The most commonly used and studied method for simulation debriefing, facilitator guided post-event debriefing, has been shown to improve individual and team performance in a multitude of contexts. With effective debriefing, learners can improve upon technical skills, achieve mastery learning, and improve adherence to resuscitation guidelines. There is some evidence to suggest that post-event debriefing is preferred to within-event debriefing by learners due to improved skill retention. The success of a debriefing session is dependent upon the expertise of the facilitator and the group of learners relative to the simulation scenario and teaching objectives. Novice learners require more directive feedback from facilitators than those with more experience. Facilitators can create a memorable debriefing experience by enumerating educational objectives before the simulation activity, matching simulation content to learner experience level, and using appropriate techniques such as GAS or the advocacy inquiry method.

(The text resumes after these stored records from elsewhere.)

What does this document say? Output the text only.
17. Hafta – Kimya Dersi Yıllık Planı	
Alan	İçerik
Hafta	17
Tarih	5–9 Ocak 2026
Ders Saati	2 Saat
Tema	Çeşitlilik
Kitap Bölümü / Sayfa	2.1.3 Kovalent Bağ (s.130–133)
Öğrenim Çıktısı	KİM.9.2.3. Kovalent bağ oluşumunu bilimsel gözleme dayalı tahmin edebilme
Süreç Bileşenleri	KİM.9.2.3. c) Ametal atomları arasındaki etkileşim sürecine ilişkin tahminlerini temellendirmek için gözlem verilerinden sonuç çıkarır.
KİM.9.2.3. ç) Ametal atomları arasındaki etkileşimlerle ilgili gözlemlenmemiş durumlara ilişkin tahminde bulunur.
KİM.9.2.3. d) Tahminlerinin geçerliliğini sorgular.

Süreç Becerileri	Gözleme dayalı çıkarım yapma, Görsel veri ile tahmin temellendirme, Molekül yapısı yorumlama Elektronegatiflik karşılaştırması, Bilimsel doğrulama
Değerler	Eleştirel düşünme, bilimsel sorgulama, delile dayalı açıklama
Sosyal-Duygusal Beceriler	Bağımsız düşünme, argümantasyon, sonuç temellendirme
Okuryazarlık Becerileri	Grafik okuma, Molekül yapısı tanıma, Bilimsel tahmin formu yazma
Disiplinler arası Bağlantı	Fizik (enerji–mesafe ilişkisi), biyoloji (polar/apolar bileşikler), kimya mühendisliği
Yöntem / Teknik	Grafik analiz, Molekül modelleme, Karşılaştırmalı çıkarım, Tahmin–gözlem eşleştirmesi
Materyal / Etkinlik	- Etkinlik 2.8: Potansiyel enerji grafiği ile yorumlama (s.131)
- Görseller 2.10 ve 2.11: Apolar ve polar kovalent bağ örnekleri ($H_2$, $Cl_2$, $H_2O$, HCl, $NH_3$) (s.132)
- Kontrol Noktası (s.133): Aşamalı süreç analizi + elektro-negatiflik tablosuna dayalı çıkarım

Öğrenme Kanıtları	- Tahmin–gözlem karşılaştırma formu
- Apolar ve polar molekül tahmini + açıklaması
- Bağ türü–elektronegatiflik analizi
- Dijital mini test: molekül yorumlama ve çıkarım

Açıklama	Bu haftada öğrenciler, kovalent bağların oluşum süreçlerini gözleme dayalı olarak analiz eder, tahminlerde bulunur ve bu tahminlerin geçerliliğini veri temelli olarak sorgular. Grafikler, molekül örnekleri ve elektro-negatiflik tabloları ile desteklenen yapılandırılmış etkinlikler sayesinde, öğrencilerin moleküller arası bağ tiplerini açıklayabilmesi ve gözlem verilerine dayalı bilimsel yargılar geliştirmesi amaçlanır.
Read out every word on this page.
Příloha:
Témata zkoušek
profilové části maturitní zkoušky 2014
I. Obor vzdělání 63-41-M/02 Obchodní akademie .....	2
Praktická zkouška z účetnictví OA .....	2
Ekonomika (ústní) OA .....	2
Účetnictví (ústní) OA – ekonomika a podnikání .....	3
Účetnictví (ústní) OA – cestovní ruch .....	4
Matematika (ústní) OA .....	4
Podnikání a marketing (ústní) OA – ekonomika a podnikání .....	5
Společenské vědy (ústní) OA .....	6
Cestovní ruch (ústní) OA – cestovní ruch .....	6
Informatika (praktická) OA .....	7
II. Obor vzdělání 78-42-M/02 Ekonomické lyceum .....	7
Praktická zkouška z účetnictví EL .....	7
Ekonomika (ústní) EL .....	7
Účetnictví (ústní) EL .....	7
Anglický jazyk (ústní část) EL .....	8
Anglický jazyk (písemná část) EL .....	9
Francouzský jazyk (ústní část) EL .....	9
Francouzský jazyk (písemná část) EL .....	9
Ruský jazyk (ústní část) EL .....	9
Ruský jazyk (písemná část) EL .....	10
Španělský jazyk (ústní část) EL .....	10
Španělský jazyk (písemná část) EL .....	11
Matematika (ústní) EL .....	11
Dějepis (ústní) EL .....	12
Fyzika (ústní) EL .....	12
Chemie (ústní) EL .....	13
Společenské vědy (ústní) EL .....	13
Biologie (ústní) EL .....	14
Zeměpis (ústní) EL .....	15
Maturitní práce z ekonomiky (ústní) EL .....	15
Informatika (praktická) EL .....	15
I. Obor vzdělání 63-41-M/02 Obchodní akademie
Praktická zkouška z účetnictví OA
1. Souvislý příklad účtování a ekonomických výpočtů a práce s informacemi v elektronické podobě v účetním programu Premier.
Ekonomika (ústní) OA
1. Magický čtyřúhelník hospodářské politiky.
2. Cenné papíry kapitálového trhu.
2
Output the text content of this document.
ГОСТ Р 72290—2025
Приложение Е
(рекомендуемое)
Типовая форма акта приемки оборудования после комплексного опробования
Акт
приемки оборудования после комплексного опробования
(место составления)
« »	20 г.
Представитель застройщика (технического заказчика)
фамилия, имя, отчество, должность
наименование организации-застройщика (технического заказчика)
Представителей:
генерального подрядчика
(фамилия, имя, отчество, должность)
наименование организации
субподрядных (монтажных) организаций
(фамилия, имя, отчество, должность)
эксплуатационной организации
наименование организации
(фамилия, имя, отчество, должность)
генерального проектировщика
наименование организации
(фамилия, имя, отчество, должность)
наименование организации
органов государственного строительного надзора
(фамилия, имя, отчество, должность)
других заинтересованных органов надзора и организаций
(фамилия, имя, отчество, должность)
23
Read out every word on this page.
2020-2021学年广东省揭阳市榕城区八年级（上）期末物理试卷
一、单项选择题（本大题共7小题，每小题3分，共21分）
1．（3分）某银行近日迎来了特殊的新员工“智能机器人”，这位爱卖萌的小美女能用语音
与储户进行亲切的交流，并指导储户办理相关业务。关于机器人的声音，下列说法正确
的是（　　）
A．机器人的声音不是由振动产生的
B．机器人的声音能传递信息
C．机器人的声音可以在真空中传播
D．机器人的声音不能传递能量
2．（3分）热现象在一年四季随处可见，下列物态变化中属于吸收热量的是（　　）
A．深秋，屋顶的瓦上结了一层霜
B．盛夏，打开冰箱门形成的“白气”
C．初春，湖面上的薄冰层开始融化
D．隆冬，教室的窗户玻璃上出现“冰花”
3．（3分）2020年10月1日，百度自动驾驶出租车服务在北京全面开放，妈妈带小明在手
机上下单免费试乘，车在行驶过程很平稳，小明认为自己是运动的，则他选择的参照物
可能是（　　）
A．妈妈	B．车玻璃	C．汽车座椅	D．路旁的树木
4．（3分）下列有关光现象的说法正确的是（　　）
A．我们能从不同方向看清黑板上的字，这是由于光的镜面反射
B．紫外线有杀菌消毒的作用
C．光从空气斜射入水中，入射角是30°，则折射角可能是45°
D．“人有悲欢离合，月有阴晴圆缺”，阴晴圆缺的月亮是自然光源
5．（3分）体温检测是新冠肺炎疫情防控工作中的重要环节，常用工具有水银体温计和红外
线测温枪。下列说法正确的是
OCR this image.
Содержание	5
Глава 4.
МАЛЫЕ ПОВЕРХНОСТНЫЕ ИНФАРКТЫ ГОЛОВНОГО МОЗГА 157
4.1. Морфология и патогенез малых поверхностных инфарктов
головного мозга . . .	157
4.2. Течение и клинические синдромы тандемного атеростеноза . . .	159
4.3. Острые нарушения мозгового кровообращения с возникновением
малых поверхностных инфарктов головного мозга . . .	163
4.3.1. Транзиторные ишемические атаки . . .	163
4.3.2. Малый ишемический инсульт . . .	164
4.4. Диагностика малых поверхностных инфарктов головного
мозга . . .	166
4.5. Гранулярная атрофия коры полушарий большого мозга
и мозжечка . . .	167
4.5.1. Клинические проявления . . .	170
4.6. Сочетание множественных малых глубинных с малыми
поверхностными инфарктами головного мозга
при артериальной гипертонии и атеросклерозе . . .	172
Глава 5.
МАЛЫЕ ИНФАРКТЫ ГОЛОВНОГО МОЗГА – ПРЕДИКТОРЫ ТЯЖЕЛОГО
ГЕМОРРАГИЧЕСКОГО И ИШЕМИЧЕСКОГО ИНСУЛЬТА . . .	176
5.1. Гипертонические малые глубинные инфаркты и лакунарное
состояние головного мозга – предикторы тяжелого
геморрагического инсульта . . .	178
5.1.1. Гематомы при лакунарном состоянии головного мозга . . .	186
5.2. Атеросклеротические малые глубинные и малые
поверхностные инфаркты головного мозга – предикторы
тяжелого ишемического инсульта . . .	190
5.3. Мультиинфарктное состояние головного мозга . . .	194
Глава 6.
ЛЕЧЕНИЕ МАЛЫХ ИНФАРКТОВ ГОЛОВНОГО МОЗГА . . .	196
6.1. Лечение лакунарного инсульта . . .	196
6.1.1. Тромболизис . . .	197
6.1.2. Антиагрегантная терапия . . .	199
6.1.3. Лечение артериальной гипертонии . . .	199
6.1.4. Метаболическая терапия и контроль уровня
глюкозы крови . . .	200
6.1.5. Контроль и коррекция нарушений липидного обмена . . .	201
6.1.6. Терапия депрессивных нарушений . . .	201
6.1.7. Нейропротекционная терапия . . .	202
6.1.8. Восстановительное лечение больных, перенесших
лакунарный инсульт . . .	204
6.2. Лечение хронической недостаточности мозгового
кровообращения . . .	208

There is a form of debriefing that exists with several clinical experiences, including intraoperative arrest or patient death. These can range from discussing a medical error to a complex interdisciplinary trauma response, in a formal or informal setting. Structured debriefings are most commonly found in the resuscitation literature. Debriefing allows the formative evaluation of a resident or medical students’ clinical performance. In daily practice, the skills for simulation debriefing can be extrapolated to provide feedback to learners in the operating room or intensive care unit setting. Veloski et al. found that prolonged and persistent feedback from faculty had a profound impact on learners’ clinical performance. In an environment where all medical personnel has the responsibility to teach throughout their careers, debriefing skills developed during simulation can have an essential impact in the clinical arena. Aiding healthcare practitioners in developing the habitual practice of eliciting and delivering feedback effectively can help in contributions to patient safety.
Because there is no formalized or structured curriculum for the development of debriefing techniques, simulation educators should rely on the principles of learning theory to guide their approach. Rudolph et al. stress the need to alter pre-existing cognitive frames to construct new understanding and practice regimens for learners. Participants should be encouraged to increase their cognitive capacity for learning, and facilitators should provide ample opportunities for the practice of clinical skills while providing constructive feedback. The medical knowledge and clinical skills gained during simulation would ideally seamlessly transfer to clinical practice and patient care. This is more likely if facilitators integrate learning into larger frameworks and if participants have a foundational understanding of the underlying principles being taught. Most importantly, the nuances of successful debriefing require the development of trust between the facilitator and learner, as the emotional and cognitive dimensions of learning are intimately intertwined. In this way, a successful learning environment is attuned to the learners’ emotional state and motivations.